What was Canada's response to the 2008 financial crisis?

Answer

Prime Minister Stephen Harper's Conservative government responded to the global financial crisis with the Economic Action Plan announced in the January 27, 2009 federal budget, providing about 47 billion dollars in stimulus spending over two years; Canada's strong banking regulation (no Canadian bank required a bailout) and rapid stimulus produced one of the strongest G7 recoveries.

Explanation

Prime Minister Stephen Harper's Conservative government responded to the 2008 global financial crisis with the Economic Action Plan announced in the January 27, 2009 federal budget. The Plan provided about 47 billion dollars in stimulus spending over two years (2009 to 2011), including infrastructure investments, tax cuts, extended employment insurance, and direct support for the auto industry. Canada's strong banking regulation (no Canadian bank required a bailout) and rapid stimulus produced one of the strongest G7 recoveries from the Great Recession.

The 2008 financial crisis began with the September 15, 2008 collapse of Lehman Brothers in the United States, which triggered a global liquidity crisis. The subprime mortgage failures, derivatives-market collapses, and bank failures spread from the US into Europe and other industrialised economies. By early 2009, global GDP was contracting, world trade had fallen sharply, and unemployment was rising rapidly. Canadian GDP contracted about 3.3 per cent during the recession (October 2008 to May 2009), the smallest G7 contraction. Canadian unemployment rose from 6.0 per cent in October 2008 to 8.7 per cent in August 2009, then began declining.

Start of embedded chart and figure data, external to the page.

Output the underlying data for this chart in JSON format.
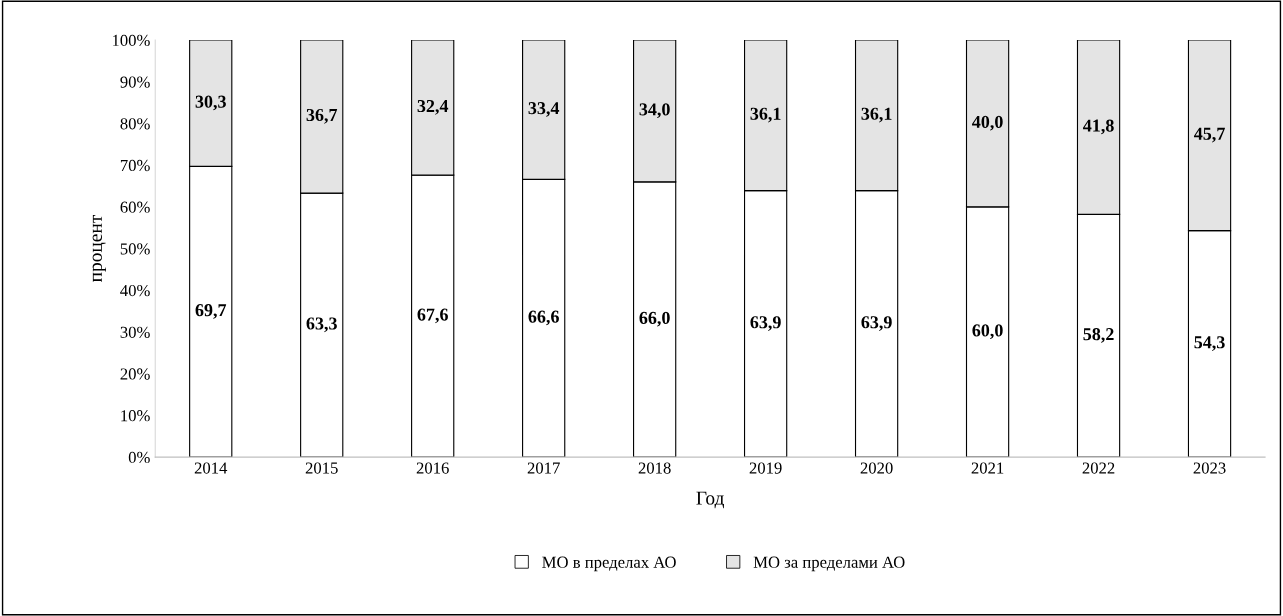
{
  "chart_data": {
    "type": "bar",
    "stacked": true,
    "xlabel": "Год",
    "ylabel": "процент",
    "categories": [
      "2014",
      "2015",
      "2016",
      "2017",
      "2018",
      "2019",
      "2020",
      "2021",
      "2022",
      "2023"
    ],
    "series": [
      {
        "name": "МО в пределах АО",
        "color": "#ffffff",
        "values": [
          69.7,
          63.3,
          67.6,
          66.6,
          66.0,
          63.9,
          63.9,
          60.0,
          58.2,
          54.3
        ],
        "value_labels": [
          "69,7",
          "63,3",
          "67,6",
          "66,6",
          "66,0",
          "63,9",
          "63,9",
          "60,0",
          "58,2",
          "54,3"
        ]
      },
      {
        "name": "МО за пределами АО",
        "color": "#e4e4e4",
        "values": [
          30.3,
          36.7,
          32.4,
          33.4,
          34.0,
          36.1,
          36.1,
          40.0,
          41.8,
          45.7
        ],
        "value_labels": [
          "30,3",
          "36,7",
          "32,4",
          "33,4",
          "34,0",
          "36,1",
          "36,1",
          "40,0",
          "41,8",
          "45,7"
        ]
      }
    ],
    "ylim": [
      0,
      100
    ],
    "yticks": [
      {
        "value": 0,
        "label": "0%"
      },
      {
        "value": 10,
        "label": "10%"
      },
      {
        "value": 20,
        "label": "20%"
      },
      {
        "value": 30,
        "label": "30%"
      },
      {
        "value": 40,
        "label": "40%"
      },
      {
        "value": 50,
        "label": "50%"
      },
      {
        "value": 60,
        "label": "60%"
      },
      {
        "value": 70,
        "label": "70%"
      },
      {
        "value": 80,
        "label": "80%"
      },
      {
        "value": 90,
        "label": "90%"
      },
      {
        "value": 100,
        "label": "100%"
      }
    ],
    "legend": "bottom",
    "grid": false
  }
}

Several factors made Canadian banks particularly resilient. Office of the Superintendent of Financial Institutions regulation since 1987 had imposed strict leverage limits (Tier 1 capital requirements that often exceeded international norms). The 1990s elimination of the merger of the Royal Bank with the Bank of Montreal and the merger of CIBC with the Toronto-Dominion Bank had kept the Big Six banks (Royal Bank, TD, BMO, Scotia, CIBC, National) at moderate sizes. The Canadian Mortgage and Housing Corporation's mortgage insurance reduced Canadian banks' direct subprime exposure. Canadian banks held lower levels of complex derivatives. The 2008 World Economic Forum named the Canadian banking system the soundest in the world.

The Economic Action Plan was announced on January 27, 2009 in the federal budget delivered by Finance Minister Jim Flaherty. The Plan committed about 47 billion dollars over two years, plus another 12 billion dollars in tax measures and provincial-federal cost-sharing. Major elements included: 11.8 billion dollars in personal income tax reductions (mostly through the Working Income Tax Benefit and other programmes); 4 billion dollars in business tax cuts; 12 billion dollars in infrastructure spending (the Building Canada Plan); 7.8 billion dollars for Canadian Mortgage and Housing programmes; and the General Motors and Chrysler bailouts (the federal and Ontario governments contributed about 13.7 billion dollars to GM and Chrysler restructuring in summer 2009, of which about 9.5 billion dollars was eventually recovered). Federal deficits reached 56 billion dollars in 2009 to 2010 (about 3.6 per cent of GDP). The federal budget returned to surplus in 2014 to 2015 under Harper's last government. Canada's banks emerged strengthened and Canadian recovery was faster than any G7 country except Germany.

Why this matters for your test

Canada's response to the 2008 financial crisis demonstrated the strength of Canadian banking regulation and produced the largest peacetime federal stimulus package. Recognising the January 27, 2009 Economic Action Plan and the no-bailout Canadian banks gives candidates two specific anchors.